Dans un sens, celui du terrorisme, ceux qui ont parlé de Printemps arabe, comparativement au Printemps des peuples d’Europe de 1848, ne croyaient pas si bien dire. La différence se situe sans doute en ce que le populisme révolutionnaire russe qui en fut issu, tout terroriste et meurtrier qu’il ait été, n’a jamais fait l’objet de manipulations par des services secrets ni reçu d’aide financière étrangère. Il n’en est pas de même du jihadisme tunisien dont la prison a servi à étoffer le recrutement pour le combat contre les Chiites depuis l’époque de Ben Ali, et dont l’Internet, un outil de contrôle établi par le gouvernement américain à l’échelle mondiale, a servi à assurer l’endoctrinement.

Le jihadisme tunisien ne serait alors dès le début rien de plus qu’un populisme révolutionnaire dévoyé par les intrigues internationales. Le rôle des plateformes numériques dans la radicalisation salafiste jihadiste des jeunes est justement d’actualité ces derniers jours avec la plainte déposée par la famille d’une des victimes de l’attaque terroriste du Bataclan de Paris contre Google et qui doit être examinée en dernier recours par la Cour Suprême des Etats-Unis.

Les nihilistes (si on peut qualifier ainsi des gens prêts à perdre leurs vies et ne se reconnaissant dans aucun principe moral) russes étaient eux obligés d’aller dans les usines et les campagnes pour endoctriner les masses et diffusaient des journaux clandestins et cela nécessitait beaucoup de temps, d’énergie, de réflexion, et se terminait en règle d’une manière tragique par l’exécution des militants, ou leurs déportations dans des régions lointaines de Sibérie.

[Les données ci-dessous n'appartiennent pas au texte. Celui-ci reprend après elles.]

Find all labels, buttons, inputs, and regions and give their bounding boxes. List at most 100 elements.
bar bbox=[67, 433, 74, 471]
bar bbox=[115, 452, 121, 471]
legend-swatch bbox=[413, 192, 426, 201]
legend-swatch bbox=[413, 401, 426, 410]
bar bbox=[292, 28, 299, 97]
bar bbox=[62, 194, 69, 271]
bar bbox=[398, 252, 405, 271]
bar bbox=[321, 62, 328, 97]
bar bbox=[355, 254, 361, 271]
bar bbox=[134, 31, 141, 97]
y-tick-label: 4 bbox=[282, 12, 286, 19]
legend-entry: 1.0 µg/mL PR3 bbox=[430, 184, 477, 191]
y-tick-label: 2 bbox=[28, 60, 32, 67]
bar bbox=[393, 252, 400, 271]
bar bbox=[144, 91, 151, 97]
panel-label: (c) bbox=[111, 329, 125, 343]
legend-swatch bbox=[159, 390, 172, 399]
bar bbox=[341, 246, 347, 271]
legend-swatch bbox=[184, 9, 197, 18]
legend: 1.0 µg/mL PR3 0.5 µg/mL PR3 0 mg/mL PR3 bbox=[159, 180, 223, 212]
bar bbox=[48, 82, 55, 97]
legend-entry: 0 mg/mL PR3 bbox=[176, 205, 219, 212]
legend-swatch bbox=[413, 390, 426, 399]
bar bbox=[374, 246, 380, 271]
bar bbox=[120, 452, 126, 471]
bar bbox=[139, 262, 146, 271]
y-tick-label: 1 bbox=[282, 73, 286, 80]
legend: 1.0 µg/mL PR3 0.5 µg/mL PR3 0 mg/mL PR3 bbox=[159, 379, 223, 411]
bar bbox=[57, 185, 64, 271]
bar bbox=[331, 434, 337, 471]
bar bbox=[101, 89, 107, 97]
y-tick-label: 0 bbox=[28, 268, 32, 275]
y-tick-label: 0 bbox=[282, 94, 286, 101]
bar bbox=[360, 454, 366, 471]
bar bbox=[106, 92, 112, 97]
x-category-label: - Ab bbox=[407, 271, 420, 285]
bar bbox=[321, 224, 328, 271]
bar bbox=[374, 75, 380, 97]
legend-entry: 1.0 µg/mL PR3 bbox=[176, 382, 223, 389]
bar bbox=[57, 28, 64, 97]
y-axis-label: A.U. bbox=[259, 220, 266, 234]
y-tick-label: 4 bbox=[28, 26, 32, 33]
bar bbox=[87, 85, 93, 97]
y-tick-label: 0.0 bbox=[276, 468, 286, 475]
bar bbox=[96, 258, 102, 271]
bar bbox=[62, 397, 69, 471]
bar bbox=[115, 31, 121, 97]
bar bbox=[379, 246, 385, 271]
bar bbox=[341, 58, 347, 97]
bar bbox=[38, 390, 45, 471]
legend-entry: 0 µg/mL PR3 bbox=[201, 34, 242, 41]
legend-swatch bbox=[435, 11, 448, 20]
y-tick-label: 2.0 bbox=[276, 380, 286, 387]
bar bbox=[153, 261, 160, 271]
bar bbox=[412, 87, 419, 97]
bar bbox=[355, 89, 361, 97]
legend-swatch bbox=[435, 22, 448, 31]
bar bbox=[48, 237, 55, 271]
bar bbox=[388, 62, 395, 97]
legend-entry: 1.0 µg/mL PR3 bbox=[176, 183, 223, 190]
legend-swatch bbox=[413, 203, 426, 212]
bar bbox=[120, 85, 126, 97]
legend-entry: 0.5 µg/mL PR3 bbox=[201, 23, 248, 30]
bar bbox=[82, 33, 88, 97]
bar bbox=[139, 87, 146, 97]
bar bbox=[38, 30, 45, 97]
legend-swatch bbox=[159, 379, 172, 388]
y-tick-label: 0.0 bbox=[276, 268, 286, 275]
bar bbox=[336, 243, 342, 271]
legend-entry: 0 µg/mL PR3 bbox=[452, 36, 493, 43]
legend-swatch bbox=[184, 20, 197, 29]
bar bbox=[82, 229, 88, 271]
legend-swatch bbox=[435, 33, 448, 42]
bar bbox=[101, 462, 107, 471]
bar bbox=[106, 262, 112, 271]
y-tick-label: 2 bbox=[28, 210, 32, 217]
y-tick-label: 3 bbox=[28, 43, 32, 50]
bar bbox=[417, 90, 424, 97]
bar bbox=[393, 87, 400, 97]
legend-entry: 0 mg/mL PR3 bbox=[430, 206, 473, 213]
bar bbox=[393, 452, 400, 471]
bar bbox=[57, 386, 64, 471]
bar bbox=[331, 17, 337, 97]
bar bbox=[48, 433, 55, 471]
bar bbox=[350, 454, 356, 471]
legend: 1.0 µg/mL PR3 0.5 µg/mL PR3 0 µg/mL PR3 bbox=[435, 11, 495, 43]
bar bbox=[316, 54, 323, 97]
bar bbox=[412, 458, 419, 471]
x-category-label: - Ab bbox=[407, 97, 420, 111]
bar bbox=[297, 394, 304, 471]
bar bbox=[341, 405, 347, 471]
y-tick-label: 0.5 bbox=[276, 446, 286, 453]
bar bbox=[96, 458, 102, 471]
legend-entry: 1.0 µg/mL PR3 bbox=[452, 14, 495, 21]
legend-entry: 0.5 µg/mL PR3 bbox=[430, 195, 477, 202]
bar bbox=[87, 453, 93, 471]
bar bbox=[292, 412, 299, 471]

La technologie moderne de l’information dispense désormais de tout cela. Grâce à la modélisation informatique et aux algorithmes numériques, il est devenu possible de manufacturer une révolution (Ukraine, Géorgie, Belarus) ou de faire gagner des élections ou des référendums en quelques clics de souris d’ordinateurs (Donald Trump, Brexit).

Plutôt que de se focaliser pour des raisons politiques sur le mythe fantasmatique d’une religion, l’islam, génératrice de terrorisme ou plus terroriste que toutes les autres, il faudrait peut-être réfléchir sur les moyens surpuissants de surveillance et de persuasion des masses dont les pouvoirs et les oligarchies mondiales disposent désormais pour contrôler les pensées et les comportements dans des sociétés de plus en plus élitistes et inégalitaires, sur fond d’épuisement des ressources, de détérioration irréversible de l’environnement, et de menaces nucléaires. 

* Médecin de libre pratique.

‘‘Sous l’étendard du Oqab : salafistes et jihadistes tunisiens’’, de Hedi Yahmed, en arabe, éd. Al-Dīwān lil-Nashr, Tunis,  2015, 243 pages.